- Directed by: Charles Reisner
- Written by: Herman J. Mankiewicz; Muriel Roy Bolton; Rian James; Harry Ruskin;
- Produced by: Samuel Marx
- Starring: Ann Rutherford; Robert Sterling; Guy Kibbee;
- Cinematography: Charles Lawton Jr.
- Edited by: Fredrick Y. Smith
- Music by: Lennie Hayton
- Production company: Metro-Goldwyn-Mayer
- Distributed by: Loew's Inc.
- Release date: March 1942;
- Running time: 73 minutes
- Country: United States
- Language: English
- Budget: $252,000
- Box office: $327,000

= This Time for Keeps (1942 film) =

1942 film by Charles Reisner

This Time for Keeps is a 1942 American comedy film directed by Charles Reisner and starring Ann Rutherford, Robert Sterling, and Guy Kibbee. Produced by Metro-Goldwyn-Mayer, it followed on from the 1940 film Keeping Company.

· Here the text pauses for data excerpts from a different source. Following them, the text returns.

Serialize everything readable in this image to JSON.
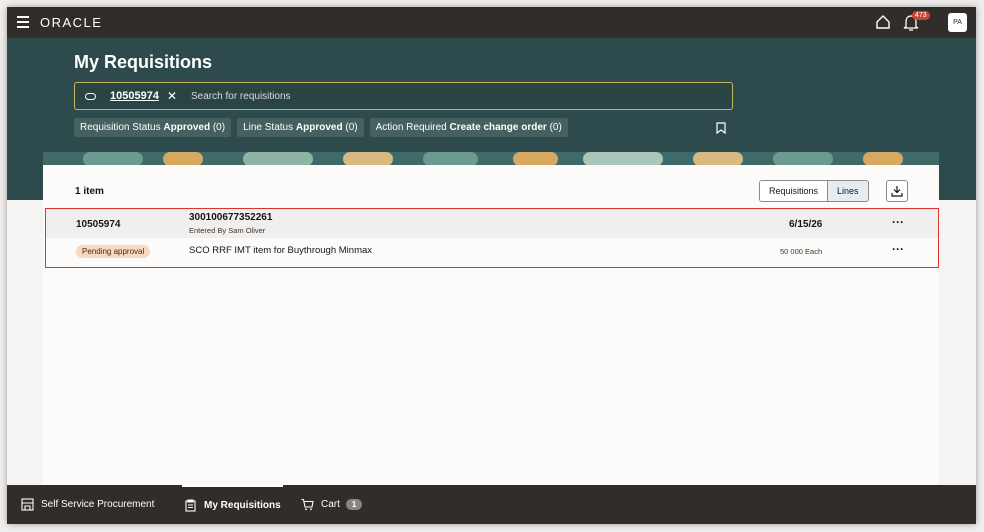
{
  "topbar": {
    "brand": "ORACLE",
    "notification_count": "473",
    "avatar_initials": "PA"
  },
  "header": {
    "title": "My Requisitions",
    "search": {
      "chip": "10505974",
      "placeholder": "Search for requisitions"
    },
    "filters": [
      {
        "label": "Requisition Status",
        "value": "Approved",
        "count": "(0)"
      },
      {
        "label": "Line Status",
        "value": "Approved",
        "count": "(0)"
      },
      {
        "label": "Action Required",
        "value": "Create change order",
        "count": "(0)"
      }
    ]
  },
  "results": {
    "count_label": "1 item",
    "view_toggle": {
      "requisitions": "Requisitions",
      "lines": "Lines",
      "selected": "Lines"
    },
    "rows": [
      {
        "requisition": "10505974",
        "requisition_id": "300100677352261",
        "entered_by": "Entered By Sam Oliver",
        "date": "6/15/26",
        "status": "Pending approval",
        "line_description": "SCO RRF IMT item for Buythrough Minmax",
        "quantity": "50 000 Each"
      }
    ]
  },
  "bottom_nav": {
    "items": [
      {
        "label": "Self Service Procurement",
        "icon": "store-icon"
      },
      {
        "label": "My Requisitions",
        "icon": "clipboard-icon",
        "active": true
      },
      {
        "label": "Cart",
        "icon": "cart-icon",
        "badge": "1"
      }
    ]
  },
  "colors": {
    "topbar": "#312d2a",
    "header": "#2d4a4c",
    "highlight_border": "#e0322f",
    "status_badge": "#f7d8c2",
    "notification_badge": "#c74634"
  }
}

This Time for Keeps (1947) starred Esther Williams.

==Plot==
Lee White, left alone while his wife Kit is out of town, moves in with her parents just to have some company. Lee is persuaded by father-in-law Harry to quit is job as a car salesman and come into the real-estate business with him. His first assignment is to sell a piece of land to Arthur Freeman, a wealthy property investor.

Kit's little sister Harriet enters a contest in a movie theater hoping to win a cash prize, but instead wins 200 bars of the sponsor's soap. Kit, meantime, comes home to find her husband and father working together but quarreling over Harry's unwillingness to interfere with Lee's work.

An inspirational idea to scatter Harriet's soap on the property for sale, making Freeman fear a soap company's about to buy it, backfires when Harry talks the client out of it. A frustrated Lee is offered a job by Freeman and considers it, concerning his wife.

Lee joins the rest of the family at a costume ball, where both Harry and Freeman are dressed as clowns. He mixes them up and by accident gets Harry to understand his love for Kit and her loved ones. As they agree to work better together, Harriet wins first prize at the ball—another 100 bars of soap.

==Reception==
The film made $207,000 in the US and Canada and $120,000 elsewhere during its initial release, making MGM a loss of $57,000.

==Bibliography==
- Fetrow, Alan G. Feature Films, 1940-1949: a United States Filmography. McFarland, 1994.